Eight in ten agents expect to see rental prices rise in 2017

Eight in ten agents expect to see rental prices rise in 2017 [Photo: Photobuay via iStock]

The vast majority of letting agents expect to see private rented sector prices rising across 2017, according to new data, even though there has been a drop in the number of landlords raising their prices towards the end of this year. 

According to the most recent survey from the Association of Residential Letting Agents (ARLA), only around 16 per cent of tenants in the private sector experienced a rise in their rental price in November this year. This was a fall from the 18 per cent that was evidenced in October. 

However, ARLA said these figures can largely be attributed to the fact that it's the end of the year, and fewer landlords ever increase prices at this point in any year. It said that the majority do expect, however, this downward trend to change in 2017, and for price rises to return to normal levels. 

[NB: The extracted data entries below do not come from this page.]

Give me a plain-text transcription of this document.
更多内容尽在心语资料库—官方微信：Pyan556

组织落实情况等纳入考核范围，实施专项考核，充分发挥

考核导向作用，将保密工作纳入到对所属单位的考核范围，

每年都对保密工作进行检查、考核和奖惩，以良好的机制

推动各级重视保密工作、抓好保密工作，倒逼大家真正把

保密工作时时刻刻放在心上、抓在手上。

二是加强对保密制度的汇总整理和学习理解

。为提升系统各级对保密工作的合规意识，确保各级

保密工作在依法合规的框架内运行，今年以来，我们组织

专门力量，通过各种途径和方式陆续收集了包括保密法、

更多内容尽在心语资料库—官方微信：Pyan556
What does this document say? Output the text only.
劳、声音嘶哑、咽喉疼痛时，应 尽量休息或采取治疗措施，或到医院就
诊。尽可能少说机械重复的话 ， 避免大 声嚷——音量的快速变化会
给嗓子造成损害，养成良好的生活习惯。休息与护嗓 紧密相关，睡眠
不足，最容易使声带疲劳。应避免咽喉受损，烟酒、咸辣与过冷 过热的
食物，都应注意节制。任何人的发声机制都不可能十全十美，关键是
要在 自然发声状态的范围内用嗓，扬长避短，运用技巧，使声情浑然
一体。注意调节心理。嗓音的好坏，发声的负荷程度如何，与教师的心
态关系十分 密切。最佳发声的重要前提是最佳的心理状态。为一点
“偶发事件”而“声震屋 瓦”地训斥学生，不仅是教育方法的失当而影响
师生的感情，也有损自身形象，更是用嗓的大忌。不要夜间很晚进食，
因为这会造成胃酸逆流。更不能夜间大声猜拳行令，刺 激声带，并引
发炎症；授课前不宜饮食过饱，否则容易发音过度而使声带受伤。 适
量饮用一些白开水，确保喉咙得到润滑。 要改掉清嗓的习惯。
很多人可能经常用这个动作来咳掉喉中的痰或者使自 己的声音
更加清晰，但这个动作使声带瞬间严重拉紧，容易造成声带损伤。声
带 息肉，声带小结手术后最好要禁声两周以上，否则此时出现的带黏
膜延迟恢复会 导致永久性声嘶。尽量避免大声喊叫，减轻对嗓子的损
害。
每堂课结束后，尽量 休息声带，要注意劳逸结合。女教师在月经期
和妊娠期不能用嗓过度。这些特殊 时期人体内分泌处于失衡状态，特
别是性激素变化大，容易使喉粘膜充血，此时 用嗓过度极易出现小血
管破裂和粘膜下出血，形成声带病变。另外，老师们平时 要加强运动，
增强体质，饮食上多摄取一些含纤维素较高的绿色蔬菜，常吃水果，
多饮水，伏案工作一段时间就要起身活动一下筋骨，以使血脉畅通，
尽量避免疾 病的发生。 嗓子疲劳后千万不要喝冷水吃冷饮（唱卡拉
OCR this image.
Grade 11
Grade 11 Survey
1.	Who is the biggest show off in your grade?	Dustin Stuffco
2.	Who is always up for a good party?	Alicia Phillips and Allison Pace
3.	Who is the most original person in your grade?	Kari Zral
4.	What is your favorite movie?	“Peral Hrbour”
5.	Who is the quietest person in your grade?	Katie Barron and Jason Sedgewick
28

This will, in part, be fuelled by demand, but policy changes from the government will also come into play, making it more expensive to rent a home for millions of tenants across the nation. 

"The number of rent hikes reported by letting agents continued to decrease in November, and it’s a shame the ban on letting agent fees will have the opposite impact on rent prices when the measure comes into force," said David Cox, ARLA managing director.

He said there is set to be an ongoing issue with supply as policy dents confidence as well. "The buy to let market is becoming less attractive for investors as the ban on fees, combined with the scrapping of mortgage interest relief and the stamp duty increase on second homes push costs up for landlords. So unfortunately, regardless of the uplift we saw in supply this month, we expect to see the number of properties available to rent fall next year," said Mr Cox. 

Overall, some eight in ten of the letting agents surveyed said that they would expect to see rental price rises returning to early 2016 levels across the course of 2016, so there could well be hikes of between three to five per cent in the 12 months ahead.